Con doble temblor oye el viento en los cipreses.
¡Y una mendiga grávida, cuyo seno florece
cual la parva de Enero, de vergüenza la cubre!
Viernes Santo
El sol de Abril aun es ardiente y bueno
y el surco, de la espera, resplandece;
pero hoy no llenes l'ansia de su seno,
porque Jesús padece.
No remuevas la tierra. Deja, mansa
la mano y el arado; echa las mieses
cuando ya nos devuelvan la esperanza,
que aun Jesús padece.
Ya sudó sangre bajo los olivos,
y oyó al que amó que lo negó tres veces.
Mas, rebelde de amor, tiene aún latidos,
¡aun padece!
Porque tú, labrador, siembras odiando
y yo tengo rencor cuando anochece,
y un niño hoy va como un hombre llorando,
Jesús padece.
Está sobre el madero todavía
y sed tremenda el labio le estremece.
¡Odio mi pan, mi estrofa y mi alegría,
porque Jesús padece!
Prólogo de la edición chilena
Al pueblo de México
La veréis llegar y despertará en vosotros las oscuras nostalgias que hacen nacer las naves desconocidas al arribar a puerto; cuando pliegan las velas y, entre el susurro de las espumas, siguen avanzando como en un encantamiento lleno de majestad y ensueño.

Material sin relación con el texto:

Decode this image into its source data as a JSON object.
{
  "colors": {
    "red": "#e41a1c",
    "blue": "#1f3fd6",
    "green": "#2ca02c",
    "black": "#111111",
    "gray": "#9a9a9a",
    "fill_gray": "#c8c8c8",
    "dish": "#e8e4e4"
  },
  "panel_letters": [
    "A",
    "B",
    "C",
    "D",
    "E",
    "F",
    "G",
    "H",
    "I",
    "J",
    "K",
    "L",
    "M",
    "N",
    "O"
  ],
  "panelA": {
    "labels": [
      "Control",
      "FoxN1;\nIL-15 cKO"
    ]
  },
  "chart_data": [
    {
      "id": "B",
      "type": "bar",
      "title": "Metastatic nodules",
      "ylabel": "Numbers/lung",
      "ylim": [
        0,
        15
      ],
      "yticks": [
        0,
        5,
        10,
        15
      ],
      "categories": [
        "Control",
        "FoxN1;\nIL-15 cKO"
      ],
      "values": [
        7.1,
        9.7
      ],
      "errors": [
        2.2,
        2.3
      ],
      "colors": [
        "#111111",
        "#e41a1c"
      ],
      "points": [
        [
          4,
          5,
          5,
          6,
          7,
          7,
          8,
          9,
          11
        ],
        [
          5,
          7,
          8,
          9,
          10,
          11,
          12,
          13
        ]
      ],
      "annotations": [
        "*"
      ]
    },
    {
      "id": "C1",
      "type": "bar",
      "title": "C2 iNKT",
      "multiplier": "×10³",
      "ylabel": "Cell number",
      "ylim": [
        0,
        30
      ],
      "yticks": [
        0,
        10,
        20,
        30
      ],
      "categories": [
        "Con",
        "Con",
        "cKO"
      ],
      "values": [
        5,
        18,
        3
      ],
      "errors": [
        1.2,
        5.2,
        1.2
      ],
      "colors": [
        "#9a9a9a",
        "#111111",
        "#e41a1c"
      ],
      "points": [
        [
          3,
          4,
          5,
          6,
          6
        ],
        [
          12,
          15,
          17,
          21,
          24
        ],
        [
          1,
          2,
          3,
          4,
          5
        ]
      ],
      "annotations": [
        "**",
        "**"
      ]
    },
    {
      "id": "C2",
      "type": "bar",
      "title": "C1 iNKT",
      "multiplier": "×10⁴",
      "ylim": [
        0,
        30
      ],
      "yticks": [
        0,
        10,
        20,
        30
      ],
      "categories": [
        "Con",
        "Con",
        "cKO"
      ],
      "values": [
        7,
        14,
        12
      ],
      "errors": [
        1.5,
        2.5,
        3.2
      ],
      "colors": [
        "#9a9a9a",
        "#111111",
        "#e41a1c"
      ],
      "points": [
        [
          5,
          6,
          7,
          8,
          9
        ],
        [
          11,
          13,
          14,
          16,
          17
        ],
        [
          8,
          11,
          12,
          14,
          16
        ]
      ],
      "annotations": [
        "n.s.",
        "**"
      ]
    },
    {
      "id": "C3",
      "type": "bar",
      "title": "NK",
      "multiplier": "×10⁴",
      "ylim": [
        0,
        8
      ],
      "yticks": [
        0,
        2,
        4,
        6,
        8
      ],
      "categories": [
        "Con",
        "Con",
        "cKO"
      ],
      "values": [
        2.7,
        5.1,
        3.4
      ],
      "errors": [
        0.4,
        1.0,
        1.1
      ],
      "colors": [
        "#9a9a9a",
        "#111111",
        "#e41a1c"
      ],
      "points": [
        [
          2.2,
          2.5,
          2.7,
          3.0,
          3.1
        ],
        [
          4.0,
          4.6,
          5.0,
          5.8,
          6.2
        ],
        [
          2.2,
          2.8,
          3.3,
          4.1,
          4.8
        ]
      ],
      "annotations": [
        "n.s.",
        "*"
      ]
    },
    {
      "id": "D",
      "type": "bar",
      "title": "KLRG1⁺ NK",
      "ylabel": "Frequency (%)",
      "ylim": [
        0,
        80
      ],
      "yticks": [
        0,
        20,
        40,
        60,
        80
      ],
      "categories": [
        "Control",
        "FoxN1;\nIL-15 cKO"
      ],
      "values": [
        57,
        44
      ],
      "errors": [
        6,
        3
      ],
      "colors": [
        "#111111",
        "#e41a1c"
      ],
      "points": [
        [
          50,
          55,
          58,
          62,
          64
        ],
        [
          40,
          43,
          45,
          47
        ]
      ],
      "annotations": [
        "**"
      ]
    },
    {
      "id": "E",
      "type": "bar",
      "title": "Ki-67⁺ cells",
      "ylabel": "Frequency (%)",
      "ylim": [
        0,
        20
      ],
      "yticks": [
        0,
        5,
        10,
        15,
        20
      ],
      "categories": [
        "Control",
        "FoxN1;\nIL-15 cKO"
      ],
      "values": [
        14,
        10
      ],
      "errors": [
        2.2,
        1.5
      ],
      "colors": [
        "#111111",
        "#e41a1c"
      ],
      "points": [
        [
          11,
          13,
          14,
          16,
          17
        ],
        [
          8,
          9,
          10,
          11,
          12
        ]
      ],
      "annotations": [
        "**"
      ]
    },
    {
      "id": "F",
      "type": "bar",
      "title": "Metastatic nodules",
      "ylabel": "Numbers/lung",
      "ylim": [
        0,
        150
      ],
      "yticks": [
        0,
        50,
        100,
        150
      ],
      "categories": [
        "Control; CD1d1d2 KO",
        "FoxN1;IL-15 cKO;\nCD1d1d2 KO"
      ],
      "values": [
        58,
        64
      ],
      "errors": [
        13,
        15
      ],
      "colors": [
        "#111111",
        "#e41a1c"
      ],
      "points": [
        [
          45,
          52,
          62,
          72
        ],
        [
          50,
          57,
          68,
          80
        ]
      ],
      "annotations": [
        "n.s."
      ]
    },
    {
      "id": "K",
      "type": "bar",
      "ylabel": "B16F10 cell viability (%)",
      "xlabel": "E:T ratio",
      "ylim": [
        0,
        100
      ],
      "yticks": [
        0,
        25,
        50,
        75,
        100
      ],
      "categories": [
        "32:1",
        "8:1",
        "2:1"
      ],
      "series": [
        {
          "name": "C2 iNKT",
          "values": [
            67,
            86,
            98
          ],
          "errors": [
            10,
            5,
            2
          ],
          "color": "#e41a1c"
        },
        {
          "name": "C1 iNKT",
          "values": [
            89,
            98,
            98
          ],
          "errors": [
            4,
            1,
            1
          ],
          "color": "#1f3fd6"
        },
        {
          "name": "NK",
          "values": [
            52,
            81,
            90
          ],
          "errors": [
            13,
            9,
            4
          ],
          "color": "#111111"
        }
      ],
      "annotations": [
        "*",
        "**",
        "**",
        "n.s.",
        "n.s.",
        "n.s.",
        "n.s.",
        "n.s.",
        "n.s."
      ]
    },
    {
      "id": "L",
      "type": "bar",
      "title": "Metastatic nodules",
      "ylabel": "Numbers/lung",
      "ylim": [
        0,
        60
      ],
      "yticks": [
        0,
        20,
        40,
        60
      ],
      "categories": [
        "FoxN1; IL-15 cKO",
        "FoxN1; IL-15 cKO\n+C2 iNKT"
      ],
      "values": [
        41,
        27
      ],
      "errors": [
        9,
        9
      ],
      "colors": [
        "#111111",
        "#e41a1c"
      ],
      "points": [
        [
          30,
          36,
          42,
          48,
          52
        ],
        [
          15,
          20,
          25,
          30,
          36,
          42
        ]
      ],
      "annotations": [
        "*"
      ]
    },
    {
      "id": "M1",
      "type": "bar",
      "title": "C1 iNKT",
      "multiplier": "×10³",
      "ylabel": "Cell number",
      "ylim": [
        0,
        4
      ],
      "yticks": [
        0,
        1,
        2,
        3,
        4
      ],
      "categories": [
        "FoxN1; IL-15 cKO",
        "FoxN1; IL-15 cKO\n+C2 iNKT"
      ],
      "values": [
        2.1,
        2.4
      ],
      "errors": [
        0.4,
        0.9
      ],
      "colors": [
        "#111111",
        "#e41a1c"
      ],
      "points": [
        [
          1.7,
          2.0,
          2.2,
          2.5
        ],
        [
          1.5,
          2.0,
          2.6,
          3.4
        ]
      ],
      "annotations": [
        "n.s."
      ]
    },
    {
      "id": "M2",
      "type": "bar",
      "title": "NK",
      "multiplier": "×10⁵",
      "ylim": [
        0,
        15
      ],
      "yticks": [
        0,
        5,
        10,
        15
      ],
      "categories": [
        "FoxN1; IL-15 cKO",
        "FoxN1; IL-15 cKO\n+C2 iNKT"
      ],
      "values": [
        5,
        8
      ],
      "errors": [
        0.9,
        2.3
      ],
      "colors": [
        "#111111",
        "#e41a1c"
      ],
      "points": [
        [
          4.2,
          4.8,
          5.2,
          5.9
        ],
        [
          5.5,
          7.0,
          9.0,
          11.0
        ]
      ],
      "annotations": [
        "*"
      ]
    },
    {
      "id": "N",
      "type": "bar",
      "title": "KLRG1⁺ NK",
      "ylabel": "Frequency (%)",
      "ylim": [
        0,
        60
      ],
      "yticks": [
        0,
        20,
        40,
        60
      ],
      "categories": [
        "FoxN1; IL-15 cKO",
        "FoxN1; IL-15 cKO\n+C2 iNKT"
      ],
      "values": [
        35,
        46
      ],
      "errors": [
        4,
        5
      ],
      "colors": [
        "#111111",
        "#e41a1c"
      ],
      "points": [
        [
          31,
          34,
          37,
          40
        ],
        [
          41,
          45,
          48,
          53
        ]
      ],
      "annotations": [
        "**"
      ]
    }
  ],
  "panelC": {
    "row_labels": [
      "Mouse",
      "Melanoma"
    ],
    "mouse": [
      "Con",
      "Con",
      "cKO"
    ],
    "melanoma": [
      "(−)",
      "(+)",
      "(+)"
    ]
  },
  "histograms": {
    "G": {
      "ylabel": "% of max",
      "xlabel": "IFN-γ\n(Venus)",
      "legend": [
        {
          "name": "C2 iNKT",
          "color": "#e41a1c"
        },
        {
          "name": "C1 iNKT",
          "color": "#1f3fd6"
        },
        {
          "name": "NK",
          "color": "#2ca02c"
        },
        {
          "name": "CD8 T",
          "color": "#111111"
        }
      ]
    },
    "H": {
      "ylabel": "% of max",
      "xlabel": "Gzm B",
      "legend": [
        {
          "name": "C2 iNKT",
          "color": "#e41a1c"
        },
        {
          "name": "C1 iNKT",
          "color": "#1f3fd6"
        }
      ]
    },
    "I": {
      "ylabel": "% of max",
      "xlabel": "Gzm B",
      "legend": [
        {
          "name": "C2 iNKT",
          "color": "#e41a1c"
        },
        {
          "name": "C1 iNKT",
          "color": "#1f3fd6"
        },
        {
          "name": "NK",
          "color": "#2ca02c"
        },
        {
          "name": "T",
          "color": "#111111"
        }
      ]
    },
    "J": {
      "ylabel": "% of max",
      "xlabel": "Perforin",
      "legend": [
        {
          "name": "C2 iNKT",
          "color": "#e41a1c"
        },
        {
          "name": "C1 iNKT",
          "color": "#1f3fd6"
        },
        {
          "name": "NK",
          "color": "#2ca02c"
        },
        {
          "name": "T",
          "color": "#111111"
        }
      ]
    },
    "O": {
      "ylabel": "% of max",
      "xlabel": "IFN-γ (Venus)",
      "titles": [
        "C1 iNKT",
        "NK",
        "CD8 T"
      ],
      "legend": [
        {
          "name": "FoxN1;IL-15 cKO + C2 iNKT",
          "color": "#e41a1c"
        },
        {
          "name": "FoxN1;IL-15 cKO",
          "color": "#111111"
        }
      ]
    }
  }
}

Llegará recogido el cabello, lento el paso, el andar meciéndose en un dulce y grave ritmo.
Es una de esas naves, perladas de rocío, que vienen de las profundidades de la noche y emergen con el alba trayendo, al puerto que duerme, la luz del nuevo día.
Cuencos llenos de agua que la noche roba a las estrellas, claros, azules, verdes y grises, sus ojos brillan con el suave fulgor de un constante amanecer.
Tiene la boca rasgada por el dolor, y los extremos de sus labios caen vencidos como las alas de un ave cuando el ímpetu del vuelo las desmaya.
La dulzura de su voz a nadie le es desconocida, en alguna parte créese haberla escuchado, pues, como a una amiga, al oírla se le sonríe.
Último eco de María de Nazareth, eco nacido en nuestras altas montañas, a ella también la invade el divino estupor de saberse la elegida; y sin que mano de hombre jamás la mancillara, es virgen y madre; ojos mortales nunca vieron a su hijo; pero todos hemos oído las canciones con que le arrulla.
¡La reconoceréis por la nobleza que despierta!
De todo su ser fluye una dulce y grata unción ¡oh! suave lluvia invisible, por donde pasas ablandas los duros terrones y haces germinar las semillas ocultas que aguardan.
No hagáis ruido en torno de ella, porque anda en batalla de sencillez.
Feliz aquél que calla o niega triste por amor a las palabras justas, si algún día encuentra que para lograrlas, como yo ahora, debe emplear las cálidas voces del olvidado regocijo y de la perdida admiración.
Los taciturnos montañeses de mi país no la comprenden, pero la veneran y la siguen ¡oh! ingenua y clara ciencia.
La llamáis y os la entregan; saben que es su mayor tesoro, y sonríen complacidos de ser su dueño.
Hoy al mar la confiamos, y para que la nostalgia no la oprima, buscaremos entre las aguas inciertas la gran corriente que viene del Sur y va hacia vuestras costas, logrando así que sean olas patrias las que escolten su barco, y durante el largo viaje en busca de su olvido y alegría, ¡canten!
Pedro Prado
La mujer fuerte
Me acuerdo de tu rostro que se fijó en mis días,
mujer de saya azul y de tostada frente,
que era mi niñez y sobre mi tierra de ambrosía
vi abrir el surco negro en un Abril ardiente.
Alzaba en la taberna, ebrio, la copa impura
el que te apegó un hijo al pecho de azucena,
y bajo ese recuerdo, que te era quemadura,
caía la simiente de tu mano, serena.
Segar te vi en Enero los trigos de tu hijo,
y sin comprender tuve en ti los ojos fijos,
agrandados al par de maravilla y llanto.
Y el lodo de tus pies todavía besara,
porque entre cien mundanas no he encontrado tu cara
¡y aun tu sombra en los surcos la sigo con mi canto!